O jornal italiano Il Foglio anunciou uma edição 100% produzida por IA (inteligência artificial), noticiaram a Folha e outros jornais, feitos ainda majoritariamente por humanos. “Nas redes sociais, o veículo italiano comemorou que o suplemento virou notícia no britânico The Guardian, além de outros jornais de França, Alemanha e Índia”, informava este jornal.
Os leitores, por outro lado, parecem não ter ligado muito, apesar do bom relato do repórter Pedro S. Teixeira. Nem os mais vocais. Um único comentarista, Carlos Alexandre, depositava ali seus votos: “Tomara que os donos dos jornais, já tão esvaziados, no Brasil não leiam essa matéria”.
Ocorre que a IA é uma realidade presente e inescapável. As traduções automatizadas da Folha, por exemplo, não são novidade, e o jornal se mantém firme na ideia de que não é necessário informar ao leitor que a versão em português de um texto traduzido é feita com essa tecnologia.
“A Folha não indica o nome ou o gênero dos aplicativos e outras ferramentas tecnológicas que usa como atividade-meio para a produção de conteúdo. A responsabilidade por traduções ou trechos transcritos de fala para texto, para usar dois exemplos, é sempre dos nossos jornalistas. Eles devem zelar pelo material e fazer as modificações necessárias para que o produto entregue ao leitor siga os nossos padrões de qualidade”, afirma o secretário de Redação Vinicius Mota.
Seria importante que o jornal deixasse claro quando, no conteúdo oferecido a quem o lê, está usando IA. É menos questão de indicar os meios e mais sinal de cautela com um recurso cujas implicações e direções ainda não são totalmente conhecidas.
Em meados do ano passado, funcionários da OpenAI divulgaram uma carta em que denunciavam imprudência da empresa rumo à “super IA”. Neste momento, é a própria OpenAI que escreve uma carta aberta enumerando suas propostas ao governo americano. Entre os pontos sensíveis, está o uso de material com direitos autorais para treinar a IA, com argumento um tanto chantagista, mas realista, de que se os EUA não o fizerem vão perder a corrida para a China, cujo DeepSeek obrigou o mercado a se reorganizar. O site de tecnologia AppleInsider resumiu a proposta da OpenAI como “legalizar o roubo ou perder para a China”.
Em outro canto da briga da IA, a revista The Atlantic lançou nesta semana um serviço de consulta à base de dados LibGen, associada à pirataria, para que autores consultem se seus trabalhos podem ter sido usados para alimentar a IA das Big Techs, notadamente a da Meta, que está no centro de uma disputa judicial com autores nos EUA.
Com tamanho estimado em 7,5 milhões de títulos e 81 milhões de artigos científicos, a base é pródiga em recolher muito do que é publicado mundo afora. O Manual da Redação da Folha, por exemplo, está lá, em versões desatualizadas (2007 e 2018). A versão mais recente é de 2021, e um verbete sobre IA foi incorporado a ela em 2023.
O Estado de S. Paulo expôs aos leitores sua política também no final de 2023, na esteira da primeira grande onda da inteligência artificial generativa. O Grupo Globo, no ano passado, publicou a sua.

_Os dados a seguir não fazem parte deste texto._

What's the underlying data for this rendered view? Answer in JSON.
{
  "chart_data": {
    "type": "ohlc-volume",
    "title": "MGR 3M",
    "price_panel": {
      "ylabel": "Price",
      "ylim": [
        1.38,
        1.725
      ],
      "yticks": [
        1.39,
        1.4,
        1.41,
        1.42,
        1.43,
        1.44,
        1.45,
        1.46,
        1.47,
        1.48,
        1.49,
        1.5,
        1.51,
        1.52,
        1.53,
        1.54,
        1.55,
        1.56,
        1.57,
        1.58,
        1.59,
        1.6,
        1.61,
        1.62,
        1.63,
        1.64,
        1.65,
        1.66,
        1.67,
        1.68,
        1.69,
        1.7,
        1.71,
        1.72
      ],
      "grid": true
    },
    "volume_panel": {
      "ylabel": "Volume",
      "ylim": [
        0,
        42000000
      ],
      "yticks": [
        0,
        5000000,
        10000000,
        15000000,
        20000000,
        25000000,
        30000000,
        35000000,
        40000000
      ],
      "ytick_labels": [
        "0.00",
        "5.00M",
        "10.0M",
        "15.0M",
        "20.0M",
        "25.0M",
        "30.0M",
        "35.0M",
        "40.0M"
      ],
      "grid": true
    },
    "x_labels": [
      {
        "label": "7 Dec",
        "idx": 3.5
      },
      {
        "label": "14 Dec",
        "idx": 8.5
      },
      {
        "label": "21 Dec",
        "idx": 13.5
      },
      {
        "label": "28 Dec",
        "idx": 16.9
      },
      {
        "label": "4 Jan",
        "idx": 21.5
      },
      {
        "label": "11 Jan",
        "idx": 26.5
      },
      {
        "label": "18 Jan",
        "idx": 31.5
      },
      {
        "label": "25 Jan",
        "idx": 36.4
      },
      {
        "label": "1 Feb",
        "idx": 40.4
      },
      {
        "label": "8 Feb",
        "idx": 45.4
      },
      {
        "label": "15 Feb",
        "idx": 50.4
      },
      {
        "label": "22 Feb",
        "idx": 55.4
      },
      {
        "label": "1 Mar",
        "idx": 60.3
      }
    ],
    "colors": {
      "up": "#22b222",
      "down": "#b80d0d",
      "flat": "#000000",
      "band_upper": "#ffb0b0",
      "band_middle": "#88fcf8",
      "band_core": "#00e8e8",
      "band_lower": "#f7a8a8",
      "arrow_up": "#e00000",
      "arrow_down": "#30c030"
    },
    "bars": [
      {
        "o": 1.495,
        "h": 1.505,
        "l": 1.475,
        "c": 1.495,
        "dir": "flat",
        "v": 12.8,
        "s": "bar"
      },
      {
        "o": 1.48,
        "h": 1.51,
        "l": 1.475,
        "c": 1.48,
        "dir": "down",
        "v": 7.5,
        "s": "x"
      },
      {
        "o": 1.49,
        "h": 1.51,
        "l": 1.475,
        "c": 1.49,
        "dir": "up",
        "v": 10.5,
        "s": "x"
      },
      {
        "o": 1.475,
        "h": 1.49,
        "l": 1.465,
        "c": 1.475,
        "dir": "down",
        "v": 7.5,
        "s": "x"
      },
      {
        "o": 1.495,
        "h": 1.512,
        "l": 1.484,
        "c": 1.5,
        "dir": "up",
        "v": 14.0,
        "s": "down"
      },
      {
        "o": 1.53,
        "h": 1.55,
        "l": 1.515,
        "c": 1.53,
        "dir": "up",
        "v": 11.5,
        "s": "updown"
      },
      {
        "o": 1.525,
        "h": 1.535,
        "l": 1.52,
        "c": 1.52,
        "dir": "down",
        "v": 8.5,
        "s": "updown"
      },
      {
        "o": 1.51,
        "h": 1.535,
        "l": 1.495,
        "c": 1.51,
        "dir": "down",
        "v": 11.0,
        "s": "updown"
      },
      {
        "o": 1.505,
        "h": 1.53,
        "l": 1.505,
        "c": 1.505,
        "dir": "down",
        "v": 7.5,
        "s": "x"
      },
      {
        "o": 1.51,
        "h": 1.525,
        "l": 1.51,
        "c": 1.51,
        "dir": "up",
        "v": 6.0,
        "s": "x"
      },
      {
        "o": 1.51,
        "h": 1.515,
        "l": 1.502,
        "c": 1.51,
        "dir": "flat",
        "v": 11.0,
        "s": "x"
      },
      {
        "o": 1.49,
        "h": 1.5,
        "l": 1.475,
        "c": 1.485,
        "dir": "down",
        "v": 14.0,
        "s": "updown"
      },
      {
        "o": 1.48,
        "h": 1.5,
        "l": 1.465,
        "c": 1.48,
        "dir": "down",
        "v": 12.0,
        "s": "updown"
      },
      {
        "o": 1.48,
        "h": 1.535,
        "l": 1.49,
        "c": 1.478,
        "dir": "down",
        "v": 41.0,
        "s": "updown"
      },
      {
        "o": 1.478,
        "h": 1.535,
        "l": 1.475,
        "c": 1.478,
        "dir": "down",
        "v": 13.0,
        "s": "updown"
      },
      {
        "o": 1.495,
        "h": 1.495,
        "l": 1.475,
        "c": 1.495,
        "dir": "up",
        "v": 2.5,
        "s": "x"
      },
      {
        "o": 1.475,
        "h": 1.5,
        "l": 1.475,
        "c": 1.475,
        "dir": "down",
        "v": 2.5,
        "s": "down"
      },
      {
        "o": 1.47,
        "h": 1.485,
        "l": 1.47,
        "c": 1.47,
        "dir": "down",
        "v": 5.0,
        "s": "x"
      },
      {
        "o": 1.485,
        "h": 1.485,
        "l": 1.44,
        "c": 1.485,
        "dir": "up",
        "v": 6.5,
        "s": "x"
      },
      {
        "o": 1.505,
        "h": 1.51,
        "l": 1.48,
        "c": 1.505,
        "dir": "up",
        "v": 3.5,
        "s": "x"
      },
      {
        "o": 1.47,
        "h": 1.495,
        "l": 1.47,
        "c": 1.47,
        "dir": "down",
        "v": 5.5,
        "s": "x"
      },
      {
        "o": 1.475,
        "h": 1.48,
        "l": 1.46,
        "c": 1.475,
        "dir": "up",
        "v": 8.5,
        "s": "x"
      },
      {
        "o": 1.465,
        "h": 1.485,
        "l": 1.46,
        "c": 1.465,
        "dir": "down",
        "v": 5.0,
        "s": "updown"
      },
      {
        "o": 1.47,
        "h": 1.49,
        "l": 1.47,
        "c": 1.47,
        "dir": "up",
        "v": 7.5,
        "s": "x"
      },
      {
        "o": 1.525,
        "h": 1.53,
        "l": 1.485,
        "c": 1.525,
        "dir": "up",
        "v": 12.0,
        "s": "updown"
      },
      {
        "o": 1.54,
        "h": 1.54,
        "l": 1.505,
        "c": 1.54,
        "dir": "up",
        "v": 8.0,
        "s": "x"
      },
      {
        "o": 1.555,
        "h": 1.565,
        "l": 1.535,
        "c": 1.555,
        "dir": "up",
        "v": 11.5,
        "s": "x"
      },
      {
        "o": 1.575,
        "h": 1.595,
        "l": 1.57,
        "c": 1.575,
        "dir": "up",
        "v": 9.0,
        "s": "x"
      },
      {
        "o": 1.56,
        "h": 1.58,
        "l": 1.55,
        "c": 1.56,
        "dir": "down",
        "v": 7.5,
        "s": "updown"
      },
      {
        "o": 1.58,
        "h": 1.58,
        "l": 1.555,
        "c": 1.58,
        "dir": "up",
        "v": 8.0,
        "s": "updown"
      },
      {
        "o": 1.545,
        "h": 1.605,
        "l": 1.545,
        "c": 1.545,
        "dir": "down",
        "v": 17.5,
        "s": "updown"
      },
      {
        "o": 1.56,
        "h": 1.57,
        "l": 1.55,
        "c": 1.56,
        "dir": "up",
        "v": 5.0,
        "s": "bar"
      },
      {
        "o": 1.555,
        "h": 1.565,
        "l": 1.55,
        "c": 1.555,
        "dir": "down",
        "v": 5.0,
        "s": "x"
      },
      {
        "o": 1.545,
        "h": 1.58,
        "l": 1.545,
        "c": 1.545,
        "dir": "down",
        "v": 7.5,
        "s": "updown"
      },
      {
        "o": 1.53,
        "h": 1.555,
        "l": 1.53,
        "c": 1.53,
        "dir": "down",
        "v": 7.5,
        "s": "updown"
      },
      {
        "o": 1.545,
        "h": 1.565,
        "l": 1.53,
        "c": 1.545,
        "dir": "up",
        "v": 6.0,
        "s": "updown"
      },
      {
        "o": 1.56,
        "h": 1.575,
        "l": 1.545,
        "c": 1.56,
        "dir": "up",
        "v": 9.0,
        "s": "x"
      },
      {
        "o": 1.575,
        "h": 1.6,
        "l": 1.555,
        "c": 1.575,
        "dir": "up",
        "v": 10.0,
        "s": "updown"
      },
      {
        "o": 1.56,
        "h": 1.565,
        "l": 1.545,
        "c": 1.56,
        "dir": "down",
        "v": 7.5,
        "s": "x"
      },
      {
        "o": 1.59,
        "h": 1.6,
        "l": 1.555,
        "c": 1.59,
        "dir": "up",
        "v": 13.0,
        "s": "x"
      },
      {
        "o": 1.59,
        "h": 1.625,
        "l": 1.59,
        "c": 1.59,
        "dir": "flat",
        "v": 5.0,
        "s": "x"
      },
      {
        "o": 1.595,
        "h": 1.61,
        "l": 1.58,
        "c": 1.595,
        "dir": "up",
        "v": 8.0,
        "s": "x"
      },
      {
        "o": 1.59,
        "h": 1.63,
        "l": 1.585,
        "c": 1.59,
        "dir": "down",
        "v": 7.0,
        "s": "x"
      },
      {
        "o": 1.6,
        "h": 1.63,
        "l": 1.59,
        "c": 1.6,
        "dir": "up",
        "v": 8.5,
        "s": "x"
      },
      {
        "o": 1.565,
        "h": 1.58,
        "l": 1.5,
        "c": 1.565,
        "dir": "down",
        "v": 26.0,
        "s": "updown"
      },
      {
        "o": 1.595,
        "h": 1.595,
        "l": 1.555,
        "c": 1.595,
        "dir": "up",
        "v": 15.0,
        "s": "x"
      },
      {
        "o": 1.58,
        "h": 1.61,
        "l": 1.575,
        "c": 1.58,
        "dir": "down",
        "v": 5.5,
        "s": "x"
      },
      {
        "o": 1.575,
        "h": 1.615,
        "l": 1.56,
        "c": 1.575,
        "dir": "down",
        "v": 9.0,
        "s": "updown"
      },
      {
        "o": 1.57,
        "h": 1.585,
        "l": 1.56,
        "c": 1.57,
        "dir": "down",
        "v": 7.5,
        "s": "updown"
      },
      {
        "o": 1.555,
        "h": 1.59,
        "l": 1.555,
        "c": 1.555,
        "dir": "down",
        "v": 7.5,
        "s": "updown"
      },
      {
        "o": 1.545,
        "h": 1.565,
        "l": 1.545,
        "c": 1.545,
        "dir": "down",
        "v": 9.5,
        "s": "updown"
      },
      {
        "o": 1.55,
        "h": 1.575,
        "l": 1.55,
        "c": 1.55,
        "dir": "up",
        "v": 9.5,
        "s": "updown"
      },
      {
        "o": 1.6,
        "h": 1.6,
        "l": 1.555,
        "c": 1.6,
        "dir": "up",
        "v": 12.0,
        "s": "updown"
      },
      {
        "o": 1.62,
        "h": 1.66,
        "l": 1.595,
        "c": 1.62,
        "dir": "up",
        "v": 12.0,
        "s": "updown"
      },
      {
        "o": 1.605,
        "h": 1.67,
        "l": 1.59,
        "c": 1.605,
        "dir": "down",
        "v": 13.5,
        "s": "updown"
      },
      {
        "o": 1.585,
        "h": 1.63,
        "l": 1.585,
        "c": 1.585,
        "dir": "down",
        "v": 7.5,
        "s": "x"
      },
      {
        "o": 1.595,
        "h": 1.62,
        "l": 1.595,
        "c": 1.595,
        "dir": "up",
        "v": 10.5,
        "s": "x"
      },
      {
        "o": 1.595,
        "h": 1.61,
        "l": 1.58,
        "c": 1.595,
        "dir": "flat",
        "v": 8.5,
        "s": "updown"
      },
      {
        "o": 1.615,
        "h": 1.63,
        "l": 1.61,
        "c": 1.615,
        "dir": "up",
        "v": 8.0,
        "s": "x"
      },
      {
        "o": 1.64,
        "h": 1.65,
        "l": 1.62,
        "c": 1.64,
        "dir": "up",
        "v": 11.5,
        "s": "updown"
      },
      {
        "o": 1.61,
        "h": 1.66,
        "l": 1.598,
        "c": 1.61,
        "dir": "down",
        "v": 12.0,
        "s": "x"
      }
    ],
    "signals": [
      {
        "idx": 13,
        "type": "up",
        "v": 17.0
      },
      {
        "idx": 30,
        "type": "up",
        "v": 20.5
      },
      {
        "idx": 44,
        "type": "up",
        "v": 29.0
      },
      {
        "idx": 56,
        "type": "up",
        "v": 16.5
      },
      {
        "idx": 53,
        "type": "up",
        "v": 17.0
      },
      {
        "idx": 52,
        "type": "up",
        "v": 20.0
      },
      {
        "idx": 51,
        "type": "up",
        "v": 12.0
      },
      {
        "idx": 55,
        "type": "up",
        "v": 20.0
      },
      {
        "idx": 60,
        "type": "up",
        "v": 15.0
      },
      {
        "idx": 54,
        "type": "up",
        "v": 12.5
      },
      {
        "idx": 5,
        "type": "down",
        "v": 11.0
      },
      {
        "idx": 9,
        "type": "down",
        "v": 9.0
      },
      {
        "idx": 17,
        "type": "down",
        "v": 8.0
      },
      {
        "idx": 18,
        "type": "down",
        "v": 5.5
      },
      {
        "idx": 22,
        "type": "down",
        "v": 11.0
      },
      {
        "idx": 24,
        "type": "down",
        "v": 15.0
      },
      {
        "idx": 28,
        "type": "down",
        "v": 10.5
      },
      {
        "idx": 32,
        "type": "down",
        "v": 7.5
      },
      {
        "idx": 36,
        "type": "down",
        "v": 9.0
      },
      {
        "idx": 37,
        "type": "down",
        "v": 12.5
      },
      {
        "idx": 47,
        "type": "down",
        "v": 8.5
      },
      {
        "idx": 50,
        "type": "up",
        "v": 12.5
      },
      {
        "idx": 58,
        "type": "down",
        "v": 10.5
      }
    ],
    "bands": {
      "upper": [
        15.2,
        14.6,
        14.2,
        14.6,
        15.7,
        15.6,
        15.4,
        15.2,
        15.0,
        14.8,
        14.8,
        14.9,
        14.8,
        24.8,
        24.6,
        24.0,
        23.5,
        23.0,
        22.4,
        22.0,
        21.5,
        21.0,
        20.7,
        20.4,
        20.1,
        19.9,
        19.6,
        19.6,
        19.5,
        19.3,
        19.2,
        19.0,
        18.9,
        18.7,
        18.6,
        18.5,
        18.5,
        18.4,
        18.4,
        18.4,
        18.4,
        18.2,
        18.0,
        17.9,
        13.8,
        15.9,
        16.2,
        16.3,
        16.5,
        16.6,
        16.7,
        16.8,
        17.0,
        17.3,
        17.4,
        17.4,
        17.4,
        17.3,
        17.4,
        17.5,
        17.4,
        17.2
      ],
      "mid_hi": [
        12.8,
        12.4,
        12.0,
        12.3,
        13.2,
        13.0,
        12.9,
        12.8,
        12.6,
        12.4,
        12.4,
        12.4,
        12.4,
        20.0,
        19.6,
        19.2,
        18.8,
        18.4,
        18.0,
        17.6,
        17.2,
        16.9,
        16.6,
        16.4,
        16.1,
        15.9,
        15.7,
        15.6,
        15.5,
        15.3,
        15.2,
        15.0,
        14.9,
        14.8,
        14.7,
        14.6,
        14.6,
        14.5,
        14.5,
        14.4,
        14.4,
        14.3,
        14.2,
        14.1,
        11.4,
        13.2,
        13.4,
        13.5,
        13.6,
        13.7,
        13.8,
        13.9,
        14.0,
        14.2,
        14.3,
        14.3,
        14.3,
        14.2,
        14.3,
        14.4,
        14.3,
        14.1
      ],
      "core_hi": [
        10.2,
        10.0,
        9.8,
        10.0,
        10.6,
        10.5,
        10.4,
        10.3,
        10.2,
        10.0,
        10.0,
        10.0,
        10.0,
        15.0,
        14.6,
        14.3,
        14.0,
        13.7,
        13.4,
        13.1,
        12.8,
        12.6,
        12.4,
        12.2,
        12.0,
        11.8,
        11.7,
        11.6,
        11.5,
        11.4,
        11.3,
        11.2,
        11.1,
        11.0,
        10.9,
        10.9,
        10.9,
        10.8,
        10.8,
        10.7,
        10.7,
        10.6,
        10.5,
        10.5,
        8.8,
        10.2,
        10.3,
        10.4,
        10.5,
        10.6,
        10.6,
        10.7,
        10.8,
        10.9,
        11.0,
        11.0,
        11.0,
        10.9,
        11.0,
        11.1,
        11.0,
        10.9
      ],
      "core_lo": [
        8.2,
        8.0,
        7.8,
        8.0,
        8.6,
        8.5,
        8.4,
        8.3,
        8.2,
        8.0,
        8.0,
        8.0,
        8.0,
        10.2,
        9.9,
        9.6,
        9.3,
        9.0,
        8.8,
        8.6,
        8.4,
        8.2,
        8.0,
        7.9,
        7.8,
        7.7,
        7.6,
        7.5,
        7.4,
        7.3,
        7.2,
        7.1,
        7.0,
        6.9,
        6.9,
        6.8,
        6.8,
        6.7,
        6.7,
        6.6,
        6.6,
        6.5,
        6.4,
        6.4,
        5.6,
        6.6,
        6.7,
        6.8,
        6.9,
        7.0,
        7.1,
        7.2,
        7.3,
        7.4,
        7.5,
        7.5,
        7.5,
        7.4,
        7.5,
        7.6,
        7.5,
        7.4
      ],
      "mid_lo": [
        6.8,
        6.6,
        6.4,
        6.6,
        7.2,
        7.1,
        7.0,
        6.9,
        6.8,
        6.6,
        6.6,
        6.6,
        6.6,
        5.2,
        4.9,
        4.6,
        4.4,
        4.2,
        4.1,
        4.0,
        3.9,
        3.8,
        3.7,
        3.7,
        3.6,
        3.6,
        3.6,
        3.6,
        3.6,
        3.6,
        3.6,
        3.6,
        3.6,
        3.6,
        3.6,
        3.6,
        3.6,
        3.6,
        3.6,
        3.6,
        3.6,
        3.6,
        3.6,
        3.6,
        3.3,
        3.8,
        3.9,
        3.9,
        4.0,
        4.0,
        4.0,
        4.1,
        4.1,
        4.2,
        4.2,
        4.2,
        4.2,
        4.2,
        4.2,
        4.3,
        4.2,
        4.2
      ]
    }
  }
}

Além da transparência sobre o conteúdo, agora entram em cena também os acordos com as empresas detentoras dessas tecnologias. No mês passado, o The Guardian anunciou “parceria estratégica” com a OpenAI que permitiria a inclusão do conteúdo do jornal e de seus arquivos no banco da inteligência artificial e o uso do ChatGPT Enterprise para desenvolvimento de novos produtos. O Financial Times também o usa. A lista de acordos da OpenAI é extensa e inclui El País, Le Monde e Vox Media. A briga judicial, encabeçada pelo The New York Times, também é grande.
Neste sábado, o Il Foglio soltou um resumo do que chamou de “semana louca”, a primeira do experimento que deve durar um mês. “Il Foglio AI produziu algo estranho: um jornal de verdade, mas sem carne. Uma refeição completa, mas vegana. Nutre, mas não engorda. Faz pensar, mas não faz você querer ligar para o autor e dizer que ele escreveu besteira. Porque não há autor. Existe apenas uma inteligência artificial que responde às solicitações dos editores —os verdadeiros protagonistas invisíveis da operação”, diz a avaliação, também escrita pela IA a partir das instruções dos editores (“no estilo de Il Foglio, com um pouco de irreverência”).
A resposta esquece outros protagonistas, os repórteres. Mas ao menos reconhece que falta à IA um elemento fundamental em qualquer Redação: escutar, de verdade, quem está do outro lado.